A study to be taken with caution

The figure put forward by Yannick Jadot comes from a study published last year in the journal of human sciences Mind, carried out by three researchers from the CNRS, the University of Lille and the University of Grenoble. Researchers analyzed the number of deaths caused by police shooting at moving vehicles between September 2011 and February 2017, when the law was passed, and again between March 2017 and August 2022. This study reveals that before the reform, the number of deaths caused by police shooting at moving vehicles was 0.06 per month on average and that it rose to 0.32 after the adoption of the text. It is therefore a little more than five times more, as Yannick Jadot asserts.

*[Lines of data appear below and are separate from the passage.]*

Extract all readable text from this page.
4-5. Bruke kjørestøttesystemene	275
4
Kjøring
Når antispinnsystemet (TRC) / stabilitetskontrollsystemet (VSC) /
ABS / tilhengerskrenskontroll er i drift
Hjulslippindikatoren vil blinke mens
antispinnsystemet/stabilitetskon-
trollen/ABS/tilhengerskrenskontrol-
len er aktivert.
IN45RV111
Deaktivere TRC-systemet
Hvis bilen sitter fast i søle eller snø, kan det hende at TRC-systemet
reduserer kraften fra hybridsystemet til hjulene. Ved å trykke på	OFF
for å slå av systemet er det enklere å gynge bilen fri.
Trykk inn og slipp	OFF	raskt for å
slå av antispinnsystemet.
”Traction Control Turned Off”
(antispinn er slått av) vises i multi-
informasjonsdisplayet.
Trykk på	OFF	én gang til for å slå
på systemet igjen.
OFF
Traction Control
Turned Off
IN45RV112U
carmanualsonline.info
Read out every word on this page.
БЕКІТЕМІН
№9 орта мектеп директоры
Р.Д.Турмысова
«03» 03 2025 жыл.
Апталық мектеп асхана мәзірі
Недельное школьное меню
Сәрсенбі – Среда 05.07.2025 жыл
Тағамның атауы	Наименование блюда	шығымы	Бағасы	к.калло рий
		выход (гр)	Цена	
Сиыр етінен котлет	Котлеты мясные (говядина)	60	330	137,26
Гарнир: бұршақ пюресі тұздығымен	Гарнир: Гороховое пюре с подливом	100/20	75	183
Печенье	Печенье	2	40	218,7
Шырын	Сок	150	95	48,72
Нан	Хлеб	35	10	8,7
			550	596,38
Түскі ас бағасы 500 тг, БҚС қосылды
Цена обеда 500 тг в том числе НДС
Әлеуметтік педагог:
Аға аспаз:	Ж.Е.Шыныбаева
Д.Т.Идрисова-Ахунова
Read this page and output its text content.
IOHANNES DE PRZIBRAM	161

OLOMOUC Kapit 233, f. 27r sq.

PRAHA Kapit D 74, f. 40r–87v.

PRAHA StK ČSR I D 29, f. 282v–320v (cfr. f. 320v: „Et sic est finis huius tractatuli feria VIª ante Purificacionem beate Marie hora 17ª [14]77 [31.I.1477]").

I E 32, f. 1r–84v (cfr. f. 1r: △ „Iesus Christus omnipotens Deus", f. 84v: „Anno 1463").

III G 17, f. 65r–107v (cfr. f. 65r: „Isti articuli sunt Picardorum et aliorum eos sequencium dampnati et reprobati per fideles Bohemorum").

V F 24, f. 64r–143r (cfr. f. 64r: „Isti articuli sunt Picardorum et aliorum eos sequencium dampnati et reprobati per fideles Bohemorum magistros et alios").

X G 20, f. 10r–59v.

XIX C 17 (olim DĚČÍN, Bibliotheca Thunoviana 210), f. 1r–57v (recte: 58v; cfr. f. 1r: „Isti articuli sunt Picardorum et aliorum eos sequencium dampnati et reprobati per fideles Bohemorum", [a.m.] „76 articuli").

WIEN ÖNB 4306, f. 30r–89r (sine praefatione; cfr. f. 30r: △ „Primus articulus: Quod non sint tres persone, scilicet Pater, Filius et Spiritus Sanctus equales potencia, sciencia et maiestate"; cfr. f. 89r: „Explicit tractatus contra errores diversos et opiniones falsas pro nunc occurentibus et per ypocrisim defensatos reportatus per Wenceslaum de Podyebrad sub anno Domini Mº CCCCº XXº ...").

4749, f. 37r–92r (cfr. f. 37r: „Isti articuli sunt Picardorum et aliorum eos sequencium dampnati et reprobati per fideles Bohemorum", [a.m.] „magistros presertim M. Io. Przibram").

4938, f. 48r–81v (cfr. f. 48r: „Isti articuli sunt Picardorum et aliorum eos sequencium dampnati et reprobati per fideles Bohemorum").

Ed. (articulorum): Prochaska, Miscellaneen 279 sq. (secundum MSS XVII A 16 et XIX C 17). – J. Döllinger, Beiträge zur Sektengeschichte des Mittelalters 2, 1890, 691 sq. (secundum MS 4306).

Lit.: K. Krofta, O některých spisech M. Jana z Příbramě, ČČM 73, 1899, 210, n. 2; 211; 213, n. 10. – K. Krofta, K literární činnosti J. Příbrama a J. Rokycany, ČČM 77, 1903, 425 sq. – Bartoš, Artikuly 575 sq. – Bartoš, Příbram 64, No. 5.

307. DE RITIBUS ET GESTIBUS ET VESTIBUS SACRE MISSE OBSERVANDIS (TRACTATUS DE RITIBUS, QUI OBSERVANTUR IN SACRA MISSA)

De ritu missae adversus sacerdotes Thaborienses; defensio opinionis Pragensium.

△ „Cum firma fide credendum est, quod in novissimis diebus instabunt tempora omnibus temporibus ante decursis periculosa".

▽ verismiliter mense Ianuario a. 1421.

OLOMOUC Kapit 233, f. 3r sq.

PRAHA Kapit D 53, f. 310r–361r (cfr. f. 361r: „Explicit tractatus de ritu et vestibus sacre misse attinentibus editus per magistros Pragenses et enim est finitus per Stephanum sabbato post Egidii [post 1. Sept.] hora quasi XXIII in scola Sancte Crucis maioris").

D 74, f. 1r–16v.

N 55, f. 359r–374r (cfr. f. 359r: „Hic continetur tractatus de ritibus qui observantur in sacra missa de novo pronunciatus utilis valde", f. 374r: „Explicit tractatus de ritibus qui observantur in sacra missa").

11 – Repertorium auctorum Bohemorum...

However, this study should be taken with caution. Because the researchers relied, among other things, on a database produced by the online media Basta which compiled the number of deaths following an action by the police over a period which goes from 1977 to 2022. However, Basta is not an official source. It is a medium, clearly marked on the left, and which is therefore not neutral.

However, it is possible to prove an effect of the 2017 law. The latest IGPN report clearly shows a peak in the number of shootings (fatal or non-fatal) on moving vehicles for the year of the adoption of the public security law. There were 202 against 137 the previous year, in 2016. This number then decreases slowly: 170 in 2018, 153 in 2020, to return to the level before the law, with 138 shots counted in 2022.